In San Francisco, Sanderson began to speak at anti-slavery events. This would begin Sanderson's efforts in the West to advocate for black rights and education. In the coming decades, he obtained public funding for Black schools, spoke in churches, and encouraged equal rights for Blacks.  In Sacramento, he noticed that a community with over two-hundred school-age Black children had no public school, only one private school for Black children in the basement of a house.  Sanderson and the school board agreed to fund a Black school, which opened in 1855, where he taught.  Sanderson tested to get a teaching certificate and became one of the few Black teachers in the state.  

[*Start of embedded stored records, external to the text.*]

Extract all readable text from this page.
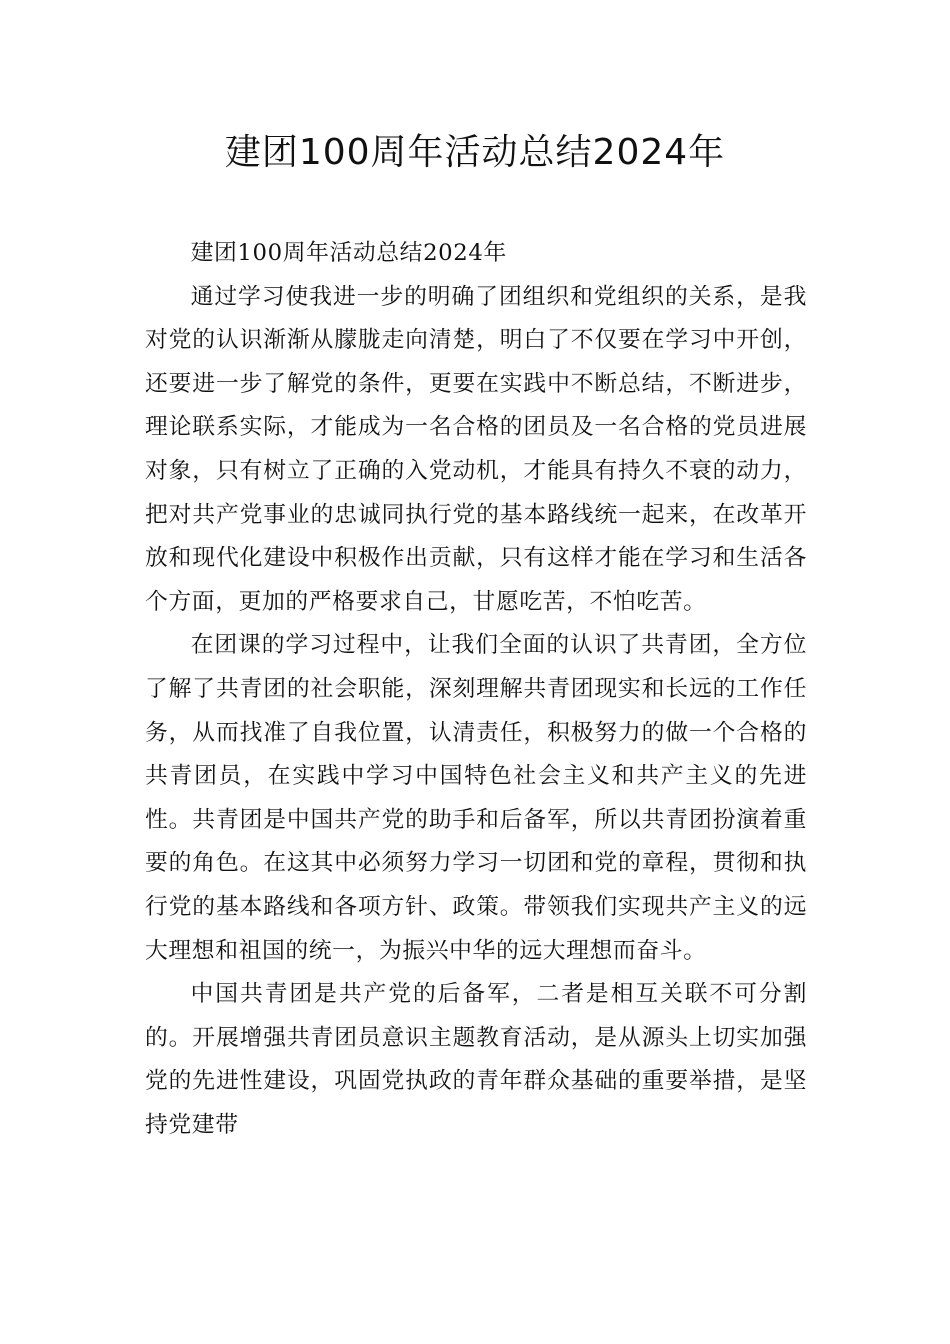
建团100周年活动总结2024年

建团100周年活动总结2024年

通过学习使我进一步的明确了团组织和党组织的关系，是我对党的认识渐渐从朦胧走向清楚，明白了不仅要在学习中开创，还要进一步了解党的条件，更要在实践中不断总结，不断进步，理论联系实际，才能成为一名合格的团员及一名合格的党员进展对象，只有树立了正确的入党动机，才能具有持久不衰的动力，把对共产党事业的忠诚同执行党的基本路线统一起来，在改革开放和现代化建设中积极作出贡献，只有这样才能在学习和生活各个方面，更加的严格要求自己，甘愿吃苦，不怕吃苦。

在团课的学习过程中，让我们全面的认识了共青团，全方位了解了共青团的社会职能，深刻理解共青团现实和长远的工作任务，从而找准了自我位置，认清责任，积极努力的做一个合格的共青团员，在实践中学习中国特色社会主义和共产主义的先进性。共青团是中国共产党的助手和后备军，所以共青团扮演着重要的角色。在这其中必须努力学习一切团和党的章程，贯彻和执行党的基本路线和各项方针、政策。带领我们实现共产主义的远大理想和祖国的统一，为振兴中华的远大理想而奋斗。

中国共青团是共产党的后备军，二者是相互关联不可分割的。开展增强共青团员意识主题教育活动，是从源头上切实加强党的先进性建设，巩固党执政的青年群众基础的重要举措，是坚持党建带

He was also appointed secretary for the first convention of the Colored Citizens of the State of California.  In 1859, Sanderson returned to San Francisco to teach at a black public school in the basement of a church.  As a response, Sanderson sent letters to parents of Black children urging them to take advantage of the public school system.  He once again reached out to the school board and secured funding to construct a new building that would allow his school to move out of the church. This new school, named the Broadway School, opened in 1864, and five years later, Sanderson was promoted to principal of the school.  However, his Black assistant quit, and a white woman was hired as a replacement. It was seen as unacceptable for a white woman to work under a Black man, and he was forced to step down to the teacher position. 

Sanderson relocated to Stockton, California, where he continued to strengthen the educational system for Black children through teaching.  His excellence as a teacher resulted in certain black families sending their children to Sanderson's school from great distances.  Sanderson spent his last days in Oakland, California, where his priorities shifted to religion.  His daughter Mary Sanderson Grasses would later become the first black public school teacher in Oakland, California.  While living in Oakland, he became the secretary of the 1875 annual conference of the African Methodist Churches of California.  Sanderson was killed on August 19, 1875, when he was struck by a Southern Pacific train. He died instantly in the accident.